Специфической чертой астенизированных учеников является отставленный эффект усвоения материала. Им трудно следовать мыслью за учителем и необходимо время, чтобы полученная информация «уложилась в голове». Здесь необходим сон, а также тот темп и ритм, который присущ ребенку в интеллектуальном труде. Так что не стоит вызывать его к доске или требовать ответа иным категоричным способом до тех пор, пока «информационные и энергетические процессы в центральной нервной системе не будут урегулированы» [2].

Повышение психической работоспособности достигается при помощи «адаптогенов» – препаратов, избирательно действующих на метаболизм в нервных клетках. Первый препарат из этой сравнительно новой группы психически активных средств – пирацетам (ноотропил). Он был отнесен к «ноотропам» (от греч. слов «ноос» – мышление, разум и «тропос» – стремление, сродство); лекарства этой группы оказывают прямое активирующее влияние на интегративные механизмы мозга, что стимулирует обучаемость, улучшает память и умственную деятельность. Механизм его действия связывают с обменом аденозинтрифосфорной кислоты, которую считают одним из активных участников внутримозговой энергетики, но пока это только более или менее обоснованные гипотезы. Кроме пирацетама используют производные гамма-аминомасляной кислоты, также активно участвующей в процессе торможения центральной нервной системы. Из восемнадцати аминокислот состоит популярный церебролизин, рекомендуемый не только при астенических состояниях, но и при легких формах умственной отсталости, когда учеба вызывает перенапряжение.
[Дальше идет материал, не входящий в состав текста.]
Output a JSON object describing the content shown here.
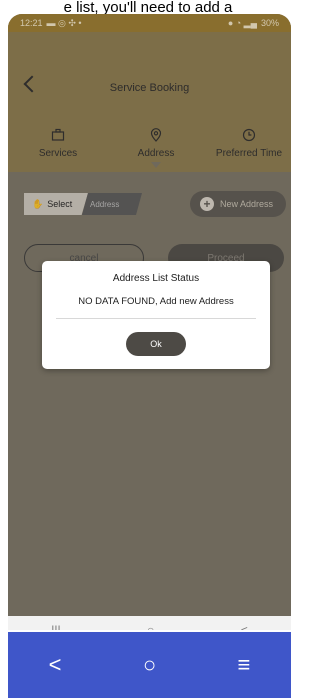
{
  "caption": "e list, you'll need to add a",
  "status_bar": {
    "time": "12:21",
    "right": "30%"
  },
  "header": {
    "title": "Service Booking",
    "steps": [
      {
        "label": "Services",
        "icon": "briefcase-icon"
      },
      {
        "label": "Address",
        "icon": "location-pin-icon"
      },
      {
        "label": "Preferred Time",
        "icon": "clock-icon"
      }
    ]
  },
  "address_controls": {
    "select_label": "Select",
    "address_label": "Address",
    "new_address_label": "New Address"
  },
  "actions": {
    "cancel_label": "cancel",
    "proceed_label": "Proceed"
  },
  "dialog": {
    "title": "Address List Status",
    "message": "NO DATA FOUND, Add new Address",
    "ok_label": "Ok"
  },
  "system_nav": {
    "recents": "|||",
    "home": "○",
    "back": "<"
  },
  "bottom_nav": {
    "back": "<",
    "home": "○",
    "menu": "≡"
  },
  "colors": {
    "header": "#8c7a4e",
    "dialog_button": "#4d4a45",
    "bottom_bar": "#3f56c9"
  }
}
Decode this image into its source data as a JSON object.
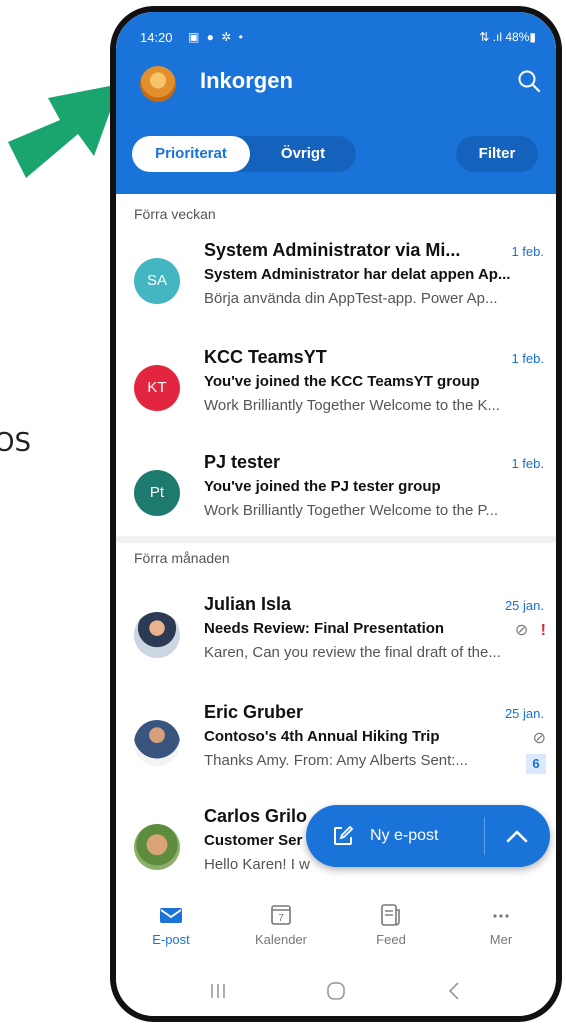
{
  "outside_text": "OS",
  "status": {
    "time": "14:20",
    "icons": "▣ ● ✲ •",
    "right": "⇅ .ıl 48%▮"
  },
  "header": {
    "title": "Inkorgen",
    "tabs": [
      "Prioriterat",
      "Övrigt"
    ],
    "filter": "Filter"
  },
  "sections": [
    "Förra veckan",
    "Förra månaden"
  ],
  "emails": [
    {
      "initials": "SA",
      "color": "#43b6c2",
      "sender": "System Administrator via Mi...",
      "date": "1 feb.",
      "subject": "System Administrator har delat appen Ap...",
      "preview": "Börja använda din AppTest-app. Power Ap..."
    },
    {
      "initials": "KT",
      "color": "#e3263f",
      "sender": "KCC TeamsYT",
      "date": "1 feb.",
      "subject": "You've joined the KCC TeamsYT group",
      "preview": "Work Brilliantly Together Welcome to the K..."
    },
    {
      "initials": "Pt",
      "color": "#1e7a6e",
      "sender": "PJ tester",
      "date": "1 feb.",
      "subject": "You've joined the PJ tester group",
      "preview": "Work Brilliantly Together Welcome to the P..."
    },
    {
      "sender": "Julian Isla",
      "date": "25 jan.",
      "subject": "Needs Review: Final Presentation",
      "preview": "Karen, Can you review the final draft of the...",
      "attachment": "⊘",
      "important": "!"
    },
    {
      "sender": "Eric Gruber",
      "date": "25 jan.",
      "subject": "Contoso's 4th Annual Hiking Trip",
      "preview": "Thanks Amy. From: Amy Alberts Sent:...",
      "attachment": "⊘",
      "count": "6"
    },
    {
      "sender": "Carlos Grilo",
      "subject": "Customer Ser",
      "preview": "Hello Karen! I w"
    }
  ],
  "fab": {
    "label": "Ny e-post"
  },
  "tabbar": [
    {
      "label": "E-post",
      "active": true
    },
    {
      "label": "Kalender",
      "day": "7"
    },
    {
      "label": "Feed"
    },
    {
      "label": "Mer"
    }
  ],
  "colors": {
    "brand": "#1a73d9",
    "arrow": "#1aa56e"
  }
}
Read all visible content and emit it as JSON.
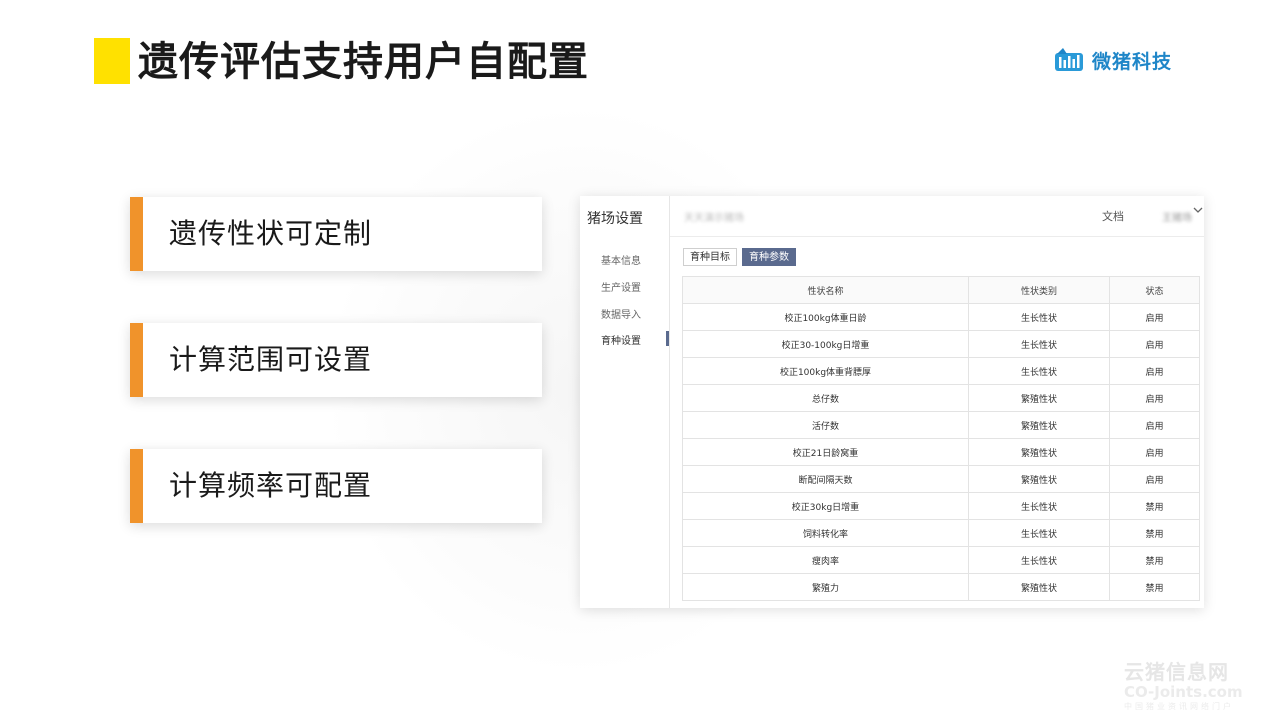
{
  "slide": {
    "title": "遗传评估支持用户自配置",
    "accent_color": "#FFE100",
    "card_accent_color": "#F0932B"
  },
  "logo": {
    "text": "微猪科技",
    "icon": "bar-chart-logo-icon",
    "color": "#1f86c8"
  },
  "features": [
    {
      "label": "遗传性状可定制"
    },
    {
      "label": "计算范围可设置"
    },
    {
      "label": "计算频率可配置"
    }
  ],
  "app": {
    "sidebar": {
      "title": "猪场设置",
      "items": [
        {
          "label": "基本信息"
        },
        {
          "label": "生产设置"
        },
        {
          "label": "数据导入"
        },
        {
          "label": "育种设置"
        }
      ],
      "active_index": 3
    },
    "topbar": {
      "farm_name": "天天演示猪场",
      "doc_label": "文档",
      "user_name": "王猪场",
      "chevron_icon": "chevron-down-icon"
    },
    "tabs": [
      {
        "label": "育种目标",
        "active": false
      },
      {
        "label": "育种参数",
        "active": true
      }
    ],
    "table": {
      "headers": [
        "性状名称",
        "性状类别",
        "状态"
      ],
      "rows": [
        [
          "校正100kg体重日龄",
          "生长性状",
          "启用"
        ],
        [
          "校正30-100kg日增重",
          "生长性状",
          "启用"
        ],
        [
          "校正100kg体重背膘厚",
          "生长性状",
          "启用"
        ],
        [
          "总仔数",
          "繁殖性状",
          "启用"
        ],
        [
          "活仔数",
          "繁殖性状",
          "启用"
        ],
        [
          "校正21日龄窝重",
          "繁殖性状",
          "启用"
        ],
        [
          "断配间隔天数",
          "繁殖性状",
          "启用"
        ],
        [
          "校正30kg日增重",
          "生长性状",
          "禁用"
        ],
        [
          "饲料转化率",
          "生长性状",
          "禁用"
        ],
        [
          "瘦肉率",
          "生长性状",
          "禁用"
        ],
        [
          "繁殖力",
          "繁殖性状",
          "禁用"
        ]
      ]
    }
  },
  "watermark": {
    "cn": "云猪信息网",
    "en": "CO-Joints.com",
    "sub": "中国猪业资讯网络门户"
  }
}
На сегодняшний день круг препаратов, образно называемых «психическими витаминами», непрерывно расширяется, перетекая из медицины для пожилых и травмированных людей в практику социальной и педагогической реабилитации детей и подростков.

Улучшение саморегуляции вегетативной и моторной деятельности особенно важно в случаях минимальной мозговой дисфункции с моторной гиперактивностью и психогенных расстройствах пищеварения, дыхания, выделения. К сожалению, препаратов, специфически ориентированных на эти нарушения, пока в наличии не имеется. Одно время некоторые надежды вызвал мелипрамин – довольно мощное средство, используемое в психиатрии для борьбы с депрессией. Он оказывал положительное воздействие (механизм которого не установлен) на моторно суетливых и склонных раздражаться детей, но с течением времени его популярность постепенно сошла на нет. Так что современные руководства по детской неврологии ориентируют главным образом на фармакологические вещества общего действия (ноотропы), успокаивающие средства и психотерапию.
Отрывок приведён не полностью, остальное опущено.